Kita bisa memakan banyak hal, aneka makanan, karena kita “rela”, sehingga organ-organ tubuh kita, khususnya otot-otot kerongkongan, membuka dengan baik, hingga makanan yang kita masukkan ke mulut bisa mengalir ke dalam dan menuju pencernaan. Tapi jika kita “tidak rela” atau “tidak nyaman” saat memakan sesuatu, proses ini bisa bermasalah. Muntah adalah salah satu akibatnya.

Ini tak jauh beda dengan, well... vaginismus. Yaitu kondisi mengencangnya otot-otot vagina—sebegitu kencang, hingga tidak bisa dimasuki penis. Dan jika penis telanjur masuk, ia tidak bisa ditarik/dicabut/dikeluarkan, karena saking kencangnya otot-otot vagina mencengkeram. Fenomena ini, oleh orang awam, disebut gancet.

Dalam konteks menelan obat, orang yang mengalami disfagia sebelas dua belas dengan orang yang mengalami vaginismus. Otot-otot kerongkongan akan kejang atau mengencang, sehingga tidak bisa dimasuki obat (pil/kapsul). Dan jika obat telanjur masuk atau dimasukkan, biasanya obat itu akan terjepit atau macet di kerongkongan. Yang saya alami, saya akan tersedak atau muntah jika mencoba melakukannya.

Jadi, aneka nasihat dan tip “cara menelan obat yang baik dan benar”—sebagaimana yang sering diocehkan orang-orang di sekitar kita—itu tidak relevan-relevan amat.
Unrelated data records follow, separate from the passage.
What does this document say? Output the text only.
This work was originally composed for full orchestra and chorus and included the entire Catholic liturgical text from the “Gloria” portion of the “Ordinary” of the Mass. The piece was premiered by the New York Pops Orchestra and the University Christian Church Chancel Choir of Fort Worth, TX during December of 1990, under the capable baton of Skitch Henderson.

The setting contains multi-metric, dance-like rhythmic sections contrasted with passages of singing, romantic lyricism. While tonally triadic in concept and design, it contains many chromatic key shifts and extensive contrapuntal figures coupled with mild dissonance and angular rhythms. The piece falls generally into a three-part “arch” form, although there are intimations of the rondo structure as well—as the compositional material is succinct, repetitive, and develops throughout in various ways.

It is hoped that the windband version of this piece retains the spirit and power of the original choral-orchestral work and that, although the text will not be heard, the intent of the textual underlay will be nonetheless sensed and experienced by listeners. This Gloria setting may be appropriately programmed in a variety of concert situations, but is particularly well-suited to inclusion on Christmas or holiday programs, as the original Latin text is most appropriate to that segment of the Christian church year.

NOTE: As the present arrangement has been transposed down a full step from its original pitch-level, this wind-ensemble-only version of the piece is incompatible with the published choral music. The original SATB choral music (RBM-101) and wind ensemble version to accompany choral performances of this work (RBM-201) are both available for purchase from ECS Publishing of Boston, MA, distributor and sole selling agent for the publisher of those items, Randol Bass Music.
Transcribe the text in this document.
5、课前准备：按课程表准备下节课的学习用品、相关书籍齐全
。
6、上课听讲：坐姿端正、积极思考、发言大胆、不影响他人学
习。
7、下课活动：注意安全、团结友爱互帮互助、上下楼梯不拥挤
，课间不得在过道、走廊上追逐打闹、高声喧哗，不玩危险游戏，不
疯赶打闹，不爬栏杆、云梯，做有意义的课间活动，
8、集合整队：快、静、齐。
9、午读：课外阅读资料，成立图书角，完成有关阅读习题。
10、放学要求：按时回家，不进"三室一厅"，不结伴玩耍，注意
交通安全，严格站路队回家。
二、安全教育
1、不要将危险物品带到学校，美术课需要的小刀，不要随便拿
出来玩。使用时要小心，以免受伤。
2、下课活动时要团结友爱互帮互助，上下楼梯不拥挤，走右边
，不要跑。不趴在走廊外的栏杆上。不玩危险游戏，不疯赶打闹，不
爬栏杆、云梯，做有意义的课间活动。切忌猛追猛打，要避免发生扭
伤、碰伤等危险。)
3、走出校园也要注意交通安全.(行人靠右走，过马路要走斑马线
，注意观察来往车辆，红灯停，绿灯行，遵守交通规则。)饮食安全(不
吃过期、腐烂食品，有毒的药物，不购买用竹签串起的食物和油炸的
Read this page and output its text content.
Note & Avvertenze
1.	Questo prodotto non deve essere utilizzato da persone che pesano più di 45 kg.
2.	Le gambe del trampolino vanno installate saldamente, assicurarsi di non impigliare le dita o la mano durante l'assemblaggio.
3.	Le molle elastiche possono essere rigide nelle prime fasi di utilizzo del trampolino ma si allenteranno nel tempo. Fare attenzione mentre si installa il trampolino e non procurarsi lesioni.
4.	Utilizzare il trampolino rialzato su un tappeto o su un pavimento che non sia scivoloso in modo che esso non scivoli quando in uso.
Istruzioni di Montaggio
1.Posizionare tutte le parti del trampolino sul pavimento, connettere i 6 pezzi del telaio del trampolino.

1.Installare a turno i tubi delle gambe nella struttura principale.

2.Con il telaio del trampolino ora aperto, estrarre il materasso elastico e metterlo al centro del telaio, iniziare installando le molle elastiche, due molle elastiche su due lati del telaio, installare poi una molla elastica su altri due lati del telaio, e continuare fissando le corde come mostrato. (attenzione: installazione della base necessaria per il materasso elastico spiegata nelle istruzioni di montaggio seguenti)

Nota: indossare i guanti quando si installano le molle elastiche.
Orang yang tidak bisa menelan obat, karena disfagia, bukan karena terlalu idiot sehingga tidak bisa melakukannya, tapi semata-mata karena masalah tertentu pada tubuhnya.

“Caranya begini,” kata mereka, “kamu makan pisang atau roti, kunyah sampai halus. Setelah halus di mulut, masukkan pil dan tempelkan ke lidah. Lalu telan bersama makanan yang halus tadi. Mudah.”

Mudah mbahmu! 

Teori itu mungkin benar untuk orang-orang yang memang bisa menelan obat. Artinya, mereka memang bisa menelan pil/kapsul dengan baik, tapi tidak/belum tahu cara melakukannya. Sementara bagi orang-orang yang kebetulan mengalami disfagia, teori itu cuma omong kosong. Seratus kali mencoba, seratus kali gagal. Saya sudah mencobanya—tak perlu berdebat.

So, kalau kamu kebetulan bisa menelan obat, entah pil atau kapsul, dan bisa melakukannya dengan enjoy, kamu perlu tahu bahwa itu privilese. Tidak semua orang punya kemampuan seperti itu. Dan seperti umumnya privilese, pemiliknya sering kali tak menyadari. 

Bisa menelan pil atau kapsul itu privilese, karena tak perlu mengunyahnya, tak perlu merasakan pahitnya yang ngujubilah, tak perlu khawatir ketika sewaktu-waktu kena sakit, karena bisa enjoy minum obat. Saya tidak punya kemampuan seperti itu. Setiap kali sakit, saya harus menghadapi dua masalah sekaligus. Masalah pertama ya sakitnya itu sendiri. Sementara masalah kedua, saya harus merasakan pahitnya obat. Wong sakit saja sudah tidak enak, masih ditambah obat yang tidak enak.

Bisa menelan obat dengan mudah, itu privilese. Punya kesehatan yang selalu terjaga, itu privilese. Lebih baik lagi; bisa menelan obat dengan mudah, kesehatan selalu terjaga, dan punya duit banyak!